Earlier this week, I got another chance to go hands-on with an alpha version of the game, and this time I explored a new region called Reekwater, a swampy, bayou-inspired zone that introduces new creatures and a robust fishing mechanic.
At virtually any body of water, you can pull out a fishing rod, attach bait to your hook if you’ve got it, and cast a line in hopes of catching one of the game’s 40-plus different species of fish. At the start of my demo time, I headed straight to a swampy area in the Southeast section of the map to try the new skill out, and I was pleasantly surprised by how fun it was.
I typically don’t care for extracurricular activities like this in MMOs, but right away, I could tell that New World’s fishing mechanic was well thought out by the developers. The controls are simple enough–you press F3 next to any body of water and hold left click to bring up a vertical bar with an icon that rises and falls. Release at the bar’s apex and you’ll cast your line at maximum distance; if your timing is off, you’ll fall short.

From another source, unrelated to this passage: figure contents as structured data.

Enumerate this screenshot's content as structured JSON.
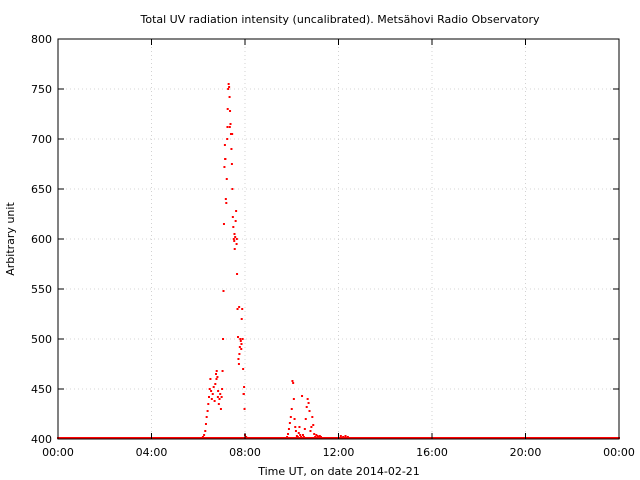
{
  "chart_data": {
    "type": "scatter",
    "title": "Total UV radiation intensity (uncalibrated). Metsähovi Radio Observatory",
    "xlabel": "Time UT, on date 2014-02-21",
    "ylabel": "Arbitrary unit",
    "xlim": [
      0,
      24
    ],
    "ylim": [
      400,
      800
    ],
    "x_ticks": [
      {
        "value": 0,
        "label": "00:00"
      },
      {
        "value": 4,
        "label": "04:00"
      },
      {
        "value": 8,
        "label": "08:00"
      },
      {
        "value": 12,
        "label": "12:00"
      },
      {
        "value": 16,
        "label": "16:00"
      },
      {
        "value": 20,
        "label": "20:00"
      },
      {
        "value": 24,
        "label": "00:00"
      }
    ],
    "y_ticks": [
      400,
      450,
      500,
      550,
      600,
      650,
      700,
      750,
      800
    ],
    "grid": true,
    "point_color": "#ff0000",
    "baseline": {
      "value": 401,
      "x_start": 0,
      "x_end": 24
    },
    "points": [
      [
        6.2,
        402
      ],
      [
        6.25,
        404
      ],
      [
        6.3,
        408
      ],
      [
        6.33,
        415
      ],
      [
        6.36,
        422
      ],
      [
        6.4,
        428
      ],
      [
        6.43,
        435
      ],
      [
        6.46,
        442
      ],
      [
        6.49,
        450
      ],
      [
        6.52,
        460
      ],
      [
        6.55,
        448
      ],
      [
        6.58,
        440
      ],
      [
        6.62,
        445
      ],
      [
        6.66,
        452
      ],
      [
        6.7,
        438
      ],
      [
        6.73,
        455
      ],
      [
        6.76,
        465
      ],
      [
        6.79,
        468
      ],
      [
        6.82,
        462
      ],
      [
        6.85,
        448
      ],
      [
        6.88,
        435
      ],
      [
        6.91,
        440
      ],
      [
        6.94,
        445
      ],
      [
        6.97,
        430
      ],
      [
        7.0,
        442
      ],
      [
        7.02,
        450
      ],
      [
        7.04,
        468
      ],
      [
        7.06,
        500
      ],
      [
        7.08,
        548
      ],
      [
        7.1,
        615
      ],
      [
        7.12,
        672
      ],
      [
        7.14,
        694
      ],
      [
        7.16,
        680
      ],
      [
        7.18,
        640
      ],
      [
        7.2,
        636
      ],
      [
        7.22,
        660
      ],
      [
        7.24,
        700
      ],
      [
        7.26,
        730
      ],
      [
        7.28,
        750
      ],
      [
        7.3,
        755
      ],
      [
        7.32,
        752
      ],
      [
        7.34,
        742
      ],
      [
        7.36,
        728
      ],
      [
        7.38,
        715
      ],
      [
        7.4,
        705
      ],
      [
        7.42,
        690
      ],
      [
        7.44,
        675
      ],
      [
        7.46,
        650
      ],
      [
        7.48,
        622
      ],
      [
        7.5,
        612
      ],
      [
        7.52,
        600
      ],
      [
        7.54,
        598
      ],
      [
        7.56,
        590
      ],
      [
        7.58,
        602
      ],
      [
        7.6,
        618
      ],
      [
        7.62,
        628
      ],
      [
        7.64,
        595
      ],
      [
        7.66,
        565
      ],
      [
        7.68,
        530
      ],
      [
        7.7,
        502
      ],
      [
        7.72,
        480
      ],
      [
        7.74,
        475
      ],
      [
        7.76,
        485
      ],
      [
        7.78,
        492
      ],
      [
        7.8,
        500
      ],
      [
        7.82,
        498
      ],
      [
        7.84,
        490
      ],
      [
        7.86,
        520
      ],
      [
        7.88,
        530
      ],
      [
        7.9,
        500
      ],
      [
        7.92,
        470
      ],
      [
        7.94,
        445
      ],
      [
        7.96,
        452
      ],
      [
        7.98,
        430
      ],
      [
        8.0,
        404
      ],
      [
        8.05,
        402
      ],
      [
        6.78,
        460
      ],
      [
        6.84,
        442
      ],
      [
        7.15,
        680
      ],
      [
        7.25,
        712
      ],
      [
        7.35,
        712
      ],
      [
        7.45,
        705
      ],
      [
        7.55,
        605
      ],
      [
        7.65,
        600
      ],
      [
        7.75,
        532
      ],
      [
        7.85,
        495
      ],
      [
        7.95,
        445
      ],
      [
        9.8,
        402
      ],
      [
        9.84,
        405
      ],
      [
        9.88,
        410
      ],
      [
        9.92,
        416
      ],
      [
        9.96,
        422
      ],
      [
        10.0,
        430
      ],
      [
        10.03,
        458
      ],
      [
        10.06,
        456
      ],
      [
        10.09,
        440
      ],
      [
        10.12,
        420
      ],
      [
        10.15,
        412
      ],
      [
        10.18,
        408
      ],
      [
        10.22,
        403
      ],
      [
        10.26,
        402
      ],
      [
        10.3,
        406
      ],
      [
        10.33,
        412
      ],
      [
        10.36,
        404
      ],
      [
        10.4,
        402
      ],
      [
        10.44,
        443
      ],
      [
        10.48,
        404
      ],
      [
        10.52,
        402
      ],
      [
        10.56,
        410
      ],
      [
        10.6,
        420
      ],
      [
        10.64,
        432
      ],
      [
        10.68,
        440
      ],
      [
        10.72,
        436
      ],
      [
        10.76,
        428
      ],
      [
        10.8,
        408
      ],
      [
        10.84,
        412
      ],
      [
        10.88,
        422
      ],
      [
        10.92,
        414
      ],
      [
        10.96,
        405
      ],
      [
        11.0,
        402
      ],
      [
        11.05,
        404
      ],
      [
        11.1,
        403
      ],
      [
        11.15,
        402
      ],
      [
        11.2,
        403
      ],
      [
        11.25,
        402
      ],
      [
        12.1,
        403
      ],
      [
        12.2,
        402
      ],
      [
        12.3,
        403
      ],
      [
        12.4,
        402
      ]
    ]
  }
}
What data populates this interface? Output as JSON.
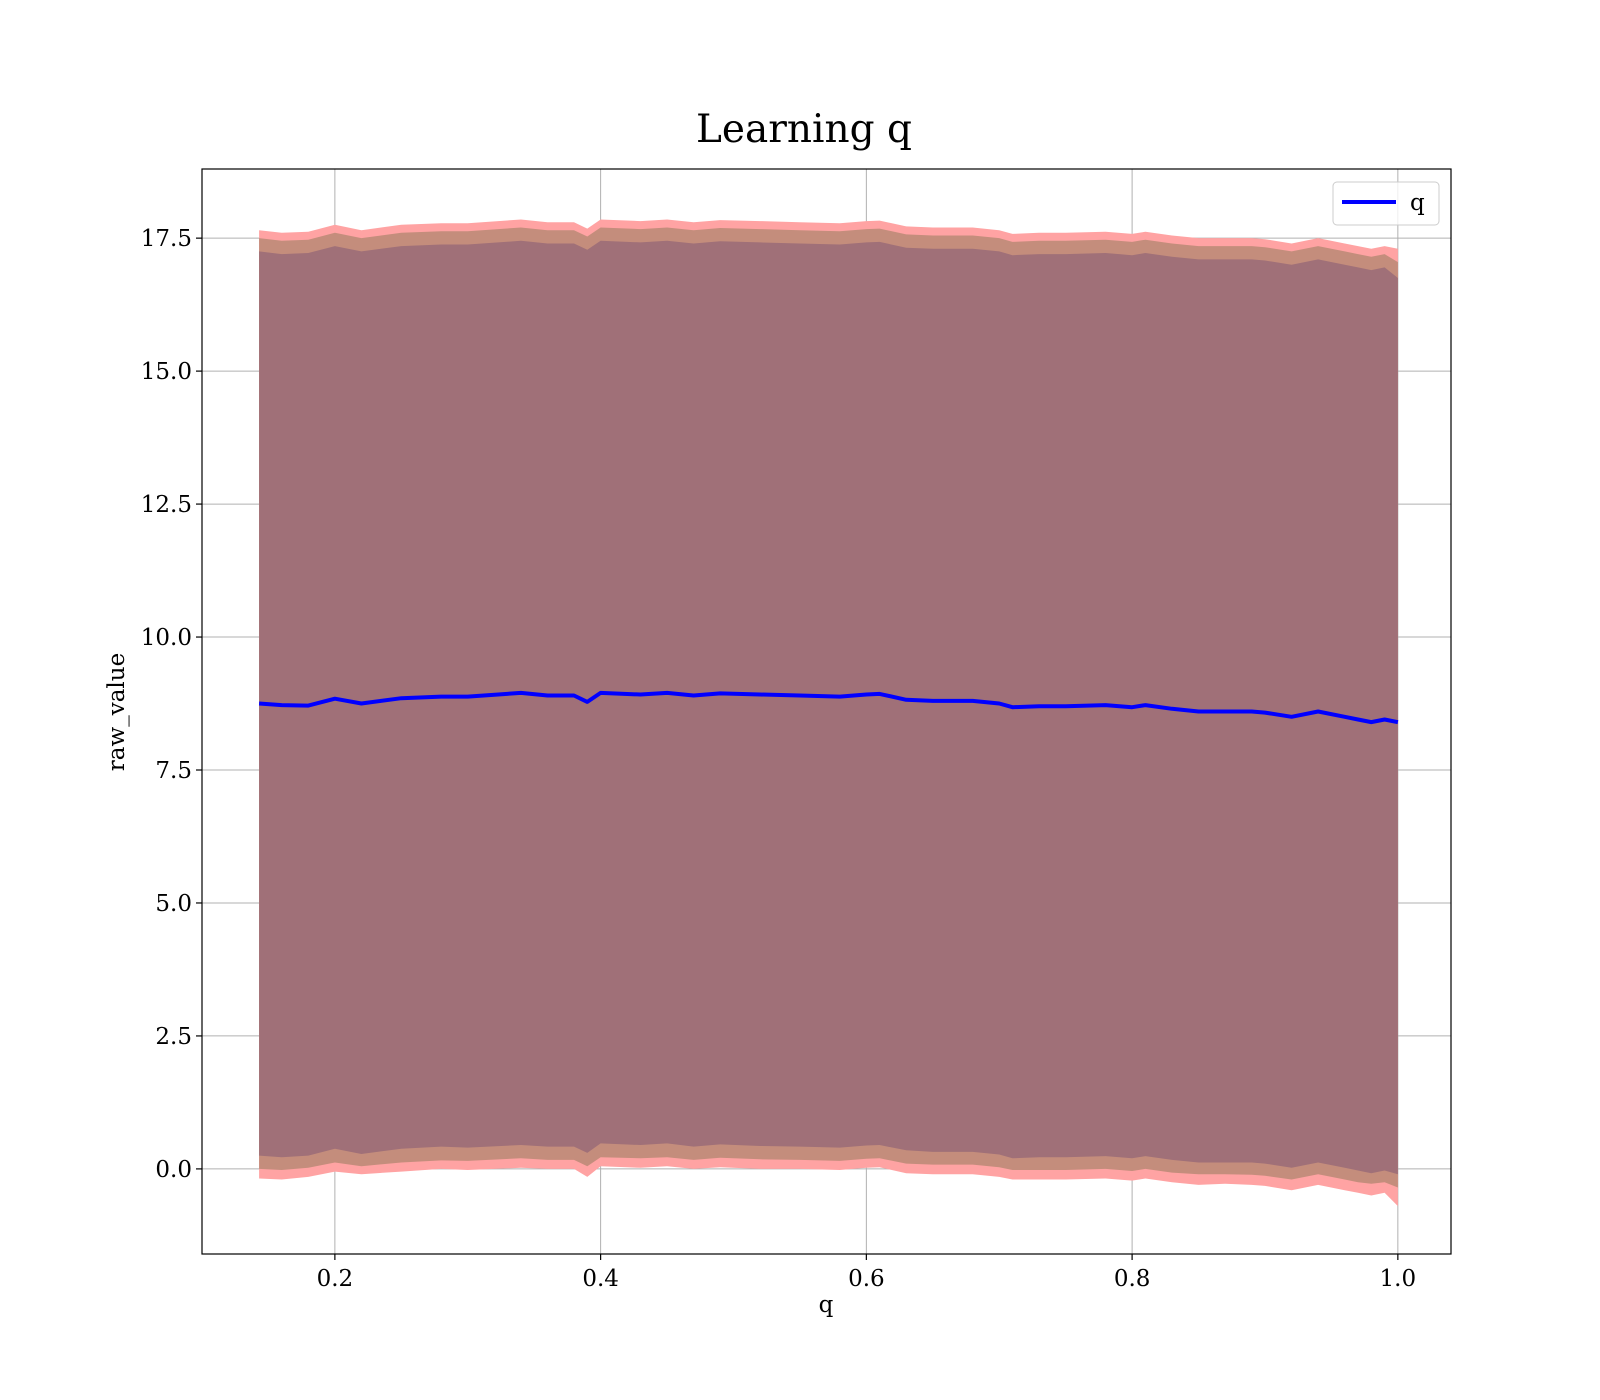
{
  "chart_data": {
    "type": "area",
    "title": "Learning q",
    "xlabel": "q",
    "ylabel": "raw_value",
    "xlim": [
      0.1,
      1.04
    ],
    "ylim": [
      -1.6,
      18.8
    ],
    "x_ticks": [
      0.2,
      0.4,
      0.6,
      0.8,
      1.0
    ],
    "x_tick_labels": [
      "0.2",
      "0.4",
      "0.6",
      "0.8",
      "1.0"
    ],
    "y_ticks": [
      0.0,
      2.5,
      5.0,
      7.5,
      10.0,
      12.5,
      15.0,
      17.5
    ],
    "y_tick_labels": [
      "0.0",
      "2.5",
      "5.0",
      "7.5",
      "10.0",
      "12.5",
      "15.0",
      "17.5"
    ],
    "grid": true,
    "legend": {
      "position": "top-right",
      "entries": [
        "q"
      ]
    },
    "colors": {
      "line": "#0000ff",
      "outer_band": "#ffa3a3",
      "middle_band": "#c48d7c",
      "inner_band": "#a07078"
    },
    "x": [
      0.143,
      0.16,
      0.18,
      0.2,
      0.22,
      0.25,
      0.28,
      0.3,
      0.34,
      0.36,
      0.38,
      0.39,
      0.4,
      0.43,
      0.45,
      0.47,
      0.49,
      0.52,
      0.55,
      0.58,
      0.6,
      0.61,
      0.63,
      0.65,
      0.68,
      0.7,
      0.71,
      0.73,
      0.75,
      0.78,
      0.8,
      0.81,
      0.83,
      0.85,
      0.87,
      0.89,
      0.9,
      0.92,
      0.94,
      0.96,
      0.97,
      0.98,
      0.99,
      1.0
    ],
    "series": [
      {
        "name": "q",
        "values": [
          8.75,
          8.72,
          8.71,
          8.84,
          8.75,
          8.85,
          8.88,
          8.88,
          8.95,
          8.9,
          8.9,
          8.78,
          8.95,
          8.92,
          8.95,
          8.9,
          8.94,
          8.92,
          8.9,
          8.88,
          8.92,
          8.93,
          8.82,
          8.8,
          8.8,
          8.75,
          8.68,
          8.7,
          8.7,
          8.72,
          8.68,
          8.72,
          8.65,
          8.6,
          8.6,
          8.6,
          8.58,
          8.5,
          8.6,
          8.5,
          8.45,
          8.4,
          8.45,
          8.4
        ]
      }
    ],
    "bands": [
      {
        "lower": [
          -0.18,
          -0.2,
          -0.15,
          -0.05,
          -0.1,
          -0.05,
          0.0,
          -0.02,
          0.02,
          0.0,
          0.0,
          -0.15,
          0.05,
          0.02,
          0.05,
          0.0,
          0.03,
          0.0,
          0.0,
          -0.02,
          0.02,
          0.03,
          -0.08,
          -0.1,
          -0.1,
          -0.15,
          -0.2,
          -0.2,
          -0.2,
          -0.18,
          -0.22,
          -0.18,
          -0.25,
          -0.3,
          -0.28,
          -0.3,
          -0.32,
          -0.4,
          -0.3,
          -0.4,
          -0.45,
          -0.5,
          -0.45,
          -0.7
        ],
        "upper": [
          17.65,
          17.6,
          17.62,
          17.75,
          17.65,
          17.75,
          17.78,
          17.78,
          17.85,
          17.8,
          17.8,
          17.68,
          17.85,
          17.82,
          17.85,
          17.8,
          17.84,
          17.82,
          17.8,
          17.78,
          17.82,
          17.83,
          17.72,
          17.7,
          17.7,
          17.65,
          17.58,
          17.6,
          17.6,
          17.62,
          17.58,
          17.62,
          17.55,
          17.5,
          17.5,
          17.5,
          17.48,
          17.4,
          17.5,
          17.4,
          17.35,
          17.3,
          17.35,
          17.3
        ]
      },
      {
        "lower": [
          0.0,
          -0.02,
          0.02,
          0.12,
          0.05,
          0.12,
          0.16,
          0.15,
          0.2,
          0.17,
          0.17,
          0.05,
          0.22,
          0.2,
          0.22,
          0.17,
          0.21,
          0.18,
          0.17,
          0.15,
          0.19,
          0.2,
          0.1,
          0.08,
          0.08,
          0.03,
          -0.02,
          -0.02,
          -0.02,
          0.0,
          -0.04,
          0.0,
          -0.07,
          -0.1,
          -0.1,
          -0.11,
          -0.13,
          -0.2,
          -0.1,
          -0.2,
          -0.25,
          -0.28,
          -0.25,
          -0.35
        ],
        "upper": [
          17.5,
          17.45,
          17.47,
          17.6,
          17.5,
          17.6,
          17.63,
          17.63,
          17.7,
          17.65,
          17.65,
          17.53,
          17.7,
          17.67,
          17.7,
          17.65,
          17.69,
          17.67,
          17.65,
          17.63,
          17.67,
          17.68,
          17.57,
          17.55,
          17.55,
          17.5,
          17.43,
          17.45,
          17.45,
          17.47,
          17.43,
          17.47,
          17.4,
          17.35,
          17.35,
          17.35,
          17.33,
          17.25,
          17.35,
          17.25,
          17.2,
          17.15,
          17.2,
          17.05
        ]
      },
      {
        "lower": [
          0.25,
          0.22,
          0.25,
          0.38,
          0.28,
          0.38,
          0.42,
          0.4,
          0.45,
          0.42,
          0.42,
          0.3,
          0.48,
          0.45,
          0.48,
          0.42,
          0.46,
          0.43,
          0.42,
          0.4,
          0.44,
          0.45,
          0.35,
          0.32,
          0.32,
          0.27,
          0.2,
          0.22,
          0.22,
          0.24,
          0.2,
          0.24,
          0.17,
          0.12,
          0.12,
          0.12,
          0.1,
          0.02,
          0.12,
          0.02,
          -0.03,
          -0.08,
          -0.03,
          -0.1
        ],
        "upper": [
          17.25,
          17.2,
          17.22,
          17.35,
          17.25,
          17.35,
          17.38,
          17.38,
          17.45,
          17.4,
          17.4,
          17.28,
          17.45,
          17.42,
          17.45,
          17.4,
          17.44,
          17.42,
          17.4,
          17.38,
          17.42,
          17.43,
          17.32,
          17.3,
          17.3,
          17.25,
          17.18,
          17.2,
          17.2,
          17.22,
          17.18,
          17.22,
          17.15,
          17.1,
          17.1,
          17.1,
          17.08,
          17.0,
          17.1,
          17.0,
          16.95,
          16.9,
          16.95,
          16.75
        ]
      }
    ]
  }
}
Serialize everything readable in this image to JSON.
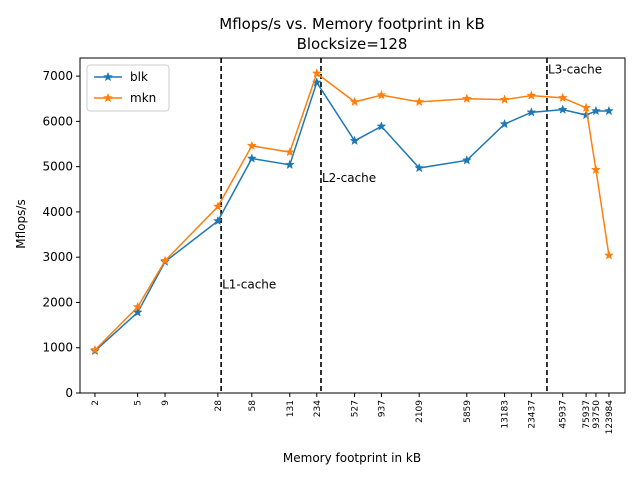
{
  "chart_data": {
    "type": "line",
    "title_line1": "Mflops/s vs. Memory footprint in kB",
    "title_line2": "Blocksize=128",
    "xlabel": "Memory footprint in kB",
    "ylabel": "Mflops/s",
    "x_scale": "log",
    "x": [
      2,
      5,
      9,
      28,
      58,
      131,
      234,
      527,
      937,
      2109,
      5859,
      13183,
      23437,
      45937,
      75937,
      93750,
      123984
    ],
    "x_tick_labels": [
      "2",
      "5",
      "9",
      "28",
      "58",
      "131",
      "234",
      "527",
      "937",
      "2109",
      "5859",
      "13183",
      "23437",
      "45937",
      "75937",
      "93750",
      "123984"
    ],
    "ylim": [
      0,
      7400
    ],
    "y_ticks": [
      0,
      1000,
      2000,
      3000,
      4000,
      5000,
      6000,
      7000
    ],
    "y_tick_labels": [
      "0",
      "1000",
      "2000",
      "3000",
      "4000",
      "5000",
      "6000",
      "7000"
    ],
    "grid": false,
    "legend_position": "top-left",
    "series": [
      {
        "name": "blk",
        "color": "#1f77b4",
        "marker": "star",
        "values": [
          930,
          1780,
          2900,
          3800,
          5180,
          5040,
          6860,
          5570,
          5890,
          4970,
          5140,
          5940,
          6200,
          6260,
          6140,
          6230,
          6230
        ]
      },
      {
        "name": "mkn",
        "color": "#ff7f0e",
        "marker": "star",
        "values": [
          950,
          1900,
          2920,
          4120,
          5460,
          5320,
          7060,
          6430,
          6580,
          6430,
          6500,
          6480,
          6570,
          6520,
          6300,
          4930,
          3040
        ]
      }
    ],
    "vertical_lines": [
      {
        "x": 30,
        "label": "L1-cache",
        "label_y": 2400
      },
      {
        "x": 256,
        "label": "L2-cache",
        "label_y": 4750
      },
      {
        "x": 32768,
        "label": "L3-cache",
        "label_y": 7150
      }
    ]
  }
}
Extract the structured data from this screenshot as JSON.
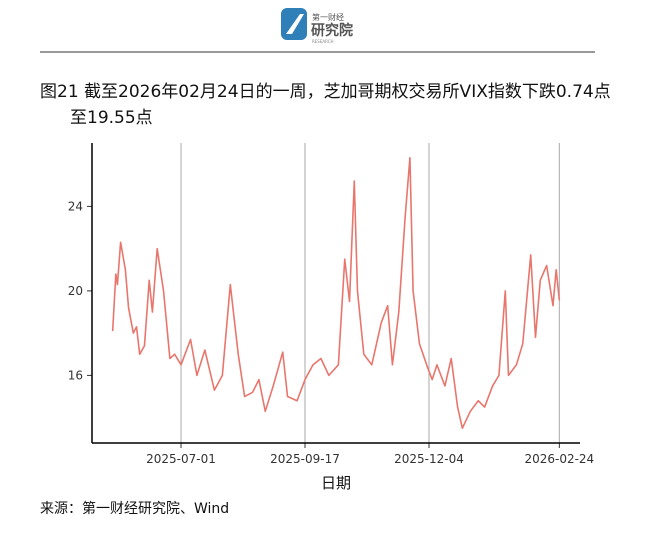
{
  "header": {
    "brand": "第一财经",
    "name": "研究院",
    "sub": "RESEARCH"
  },
  "chart_data": {
    "type": "line",
    "title": "图21  截至2026年02月24日的一周，芝加哥期权交易所VIX指数下跌0.74点至19.55点",
    "x_label": "日期",
    "source": "来源：第一财经研究院、Wind",
    "x": [
      "2025-05-19",
      "2025-05-21",
      "2025-05-22",
      "2025-05-24",
      "2025-05-27",
      "2025-05-29",
      "2025-06-01",
      "2025-06-03",
      "2025-06-05",
      "2025-06-08",
      "2025-06-11",
      "2025-06-13",
      "2025-06-16",
      "2025-06-18",
      "2025-06-20",
      "2025-06-24",
      "2025-06-27",
      "2025-07-01",
      "2025-07-07",
      "2025-07-11",
      "2025-07-16",
      "2025-07-22",
      "2025-07-27",
      "2025-08-01",
      "2025-08-06",
      "2025-08-10",
      "2025-08-15",
      "2025-08-19",
      "2025-08-23",
      "2025-08-28",
      "2025-09-03",
      "2025-09-06",
      "2025-09-12",
      "2025-09-17",
      "2025-09-22",
      "2025-09-27",
      "2025-10-02",
      "2025-10-08",
      "2025-10-12",
      "2025-10-15",
      "2025-10-18",
      "2025-10-20",
      "2025-10-24",
      "2025-10-29",
      "2025-11-04",
      "2025-11-08",
      "2025-11-11",
      "2025-11-15",
      "2025-11-19",
      "2025-11-22",
      "2025-11-24",
      "2025-11-28",
      "2025-12-03",
      "2025-12-06",
      "2025-12-09",
      "2025-12-14",
      "2025-12-18",
      "2025-12-22",
      "2025-12-25",
      "2025-12-30",
      "2026-01-04",
      "2026-01-08",
      "2026-01-13",
      "2026-01-17",
      "2026-01-21",
      "2026-01-23",
      "2026-01-28",
      "2026-02-01",
      "2026-02-06",
      "2026-02-09",
      "2026-02-12",
      "2026-02-16",
      "2026-02-20",
      "2026-02-22",
      "2026-02-24"
    ],
    "series": [
      {
        "name": "VIX",
        "color": "#e8766d",
        "values": [
          18.1,
          20.8,
          20.3,
          22.3,
          21.0,
          19.2,
          18.0,
          18.3,
          17.0,
          17.4,
          20.5,
          19.0,
          22.0,
          21.0,
          20.0,
          16.8,
          17.0,
          16.5,
          17.7,
          16.0,
          17.2,
          15.3,
          16.0,
          20.3,
          17.0,
          15.0,
          15.2,
          15.8,
          14.3,
          15.5,
          17.1,
          15.0,
          14.8,
          15.8,
          16.5,
          16.8,
          16.0,
          16.5,
          21.5,
          19.5,
          25.2,
          20.0,
          17.0,
          16.5,
          18.5,
          19.3,
          16.5,
          19.0,
          23.5,
          26.3,
          20.0,
          17.5,
          16.4,
          15.8,
          16.5,
          15.5,
          16.8,
          14.5,
          13.5,
          14.3,
          14.8,
          14.5,
          15.5,
          16.0,
          20.0,
          16.0,
          16.5,
          17.5,
          21.7,
          17.8,
          20.5,
          21.2,
          19.3,
          21.0,
          19.55
        ]
      }
    ],
    "xlim": [
      "2025-05-06",
      "2026-03-09"
    ],
    "xticks": [
      "2025-07-01",
      "2025-09-17",
      "2025-12-04",
      "2026-02-24"
    ],
    "ylim": [
      12.8,
      27.0
    ],
    "yticks": [
      16,
      20,
      24
    ],
    "grid": "x"
  }
}
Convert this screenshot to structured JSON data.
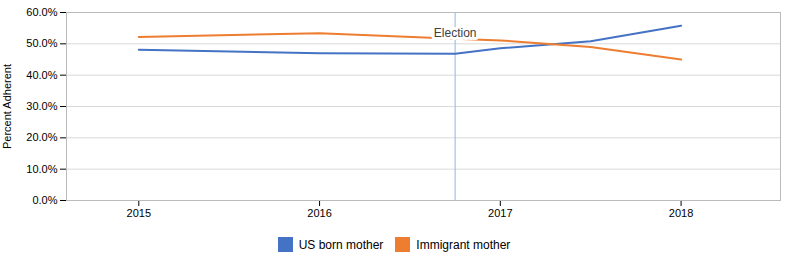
{
  "chart_data": {
    "type": "line",
    "x": [
      2015,
      2016,
      2016.75,
      2017,
      2017.5,
      2018
    ],
    "series": [
      {
        "name": "US born mother",
        "color": "#4472C4",
        "values": [
          0.481,
          0.47,
          0.468,
          0.486,
          0.508,
          0.558
        ]
      },
      {
        "name": "Immigrant mother",
        "color": "#ED7D31",
        "values": [
          0.522,
          0.534,
          0.516,
          0.511,
          0.49,
          0.45
        ]
      }
    ],
    "ylabel": "Percent Adherent",
    "xlim": [
      2014.6,
      2018.55
    ],
    "xticks": [
      2015,
      2016,
      2017,
      2018
    ],
    "ylim": [
      0.0,
      0.6
    ],
    "yticks": [
      {
        "value": 0.0,
        "label": "0.0%"
      },
      {
        "value": 0.1,
        "label": "10.0%"
      },
      {
        "value": 0.2,
        "label": "20.0%"
      },
      {
        "value": 0.3,
        "label": "30.0%"
      },
      {
        "value": 0.4,
        "label": "40.0%"
      },
      {
        "value": 0.5,
        "label": "50.0%"
      },
      {
        "value": 0.6,
        "label": "60.0%"
      }
    ],
    "grid": "y",
    "legend": "bottom",
    "annotations": [
      {
        "text": "Election",
        "x": 2016.75,
        "color": "#9DC3E6"
      }
    ]
  }
}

Once your line is cast, you’ll see an icon that’ll bobble when a fish approaches. Click at the right time and you’ll snag the fish and initiate the timing-based reeling, in which you hold left-click and release in measured intervals so as not to break the line. All of this feels intuitive and smooth out of the gate, and I’d be lying if I said I didn’t want to spend the rest of my demo time casting my line in different bodies of water.
Depending on what type of water you’re fishing in (fresh or salt), you’ll find different varieties of fish. These vary in rarity, and the rarest fish are hand-placed by the developers in specific “hot spots” across Aeternum, so you’ll have to do some exploring to catch them all. Once caught, fish can be broken down into various items that reflect the rarity of the fish and can be used to craft gear. You also gain XP from fishing.
After a few rounds of fishing, I ventured off into the jungle to see what else Reekwater had to offer. Above all else, I’ll say this—Reekwater is for higher-skilled players. We were told as much prior to our demo time, and the devs weren’t kidding. I died A LOT despite having a buffed-out level 60 character, and the enemies were fearsome to say the least. You’ll have to travel in groups with similarly high-leveled companions to survive, which will be great for players looking for a challenge.
While getting killed mercilessly by Reekwater’s menagerie of enemies was a drag, I did appreciate just how cool the creature designs were. At one point, I stumbled on a moldy temple ruled by amphibious warrior creatures called makogai, who swiftly descended on me and tore me to shreds. They were led by a spell-casting elder-frog-thing and it was cool that the enemies were presented not just as a random group of grunts, but as an organized clan defending their home from me, a spear-wielding invader. Little touches like this go a long way in MMOs.
The most distinctive thing about Reekwater visually is the sheer variety and amount of foliage on display. When I spawned into the area all I saw was green in every direction, and the designers did a great job of making the zone feel just barely touched by humanity, with nature clearly the dominant force. There are wrecked ships scattered about, a developing central settlement with quest givers, and plenty of explorers sloshing about the swamps, but the area feels wild and lush nonetheless. The environments look impressive when compared to other games with similar areas, which often feel too sparse, open, and flat. Reekwater feels overgrown and full of life, and it invites exploration.
New World seems to have a lot to offer both in its content and world design, though I’m still curious to see how it’ll all come together when the game launches in 2021. The massive 50v50 PVP battles will likely be the main appeal for new players, but the stronger Amazon Games can make its side content, like fishing, the better chance the game will be able to sustain a large following.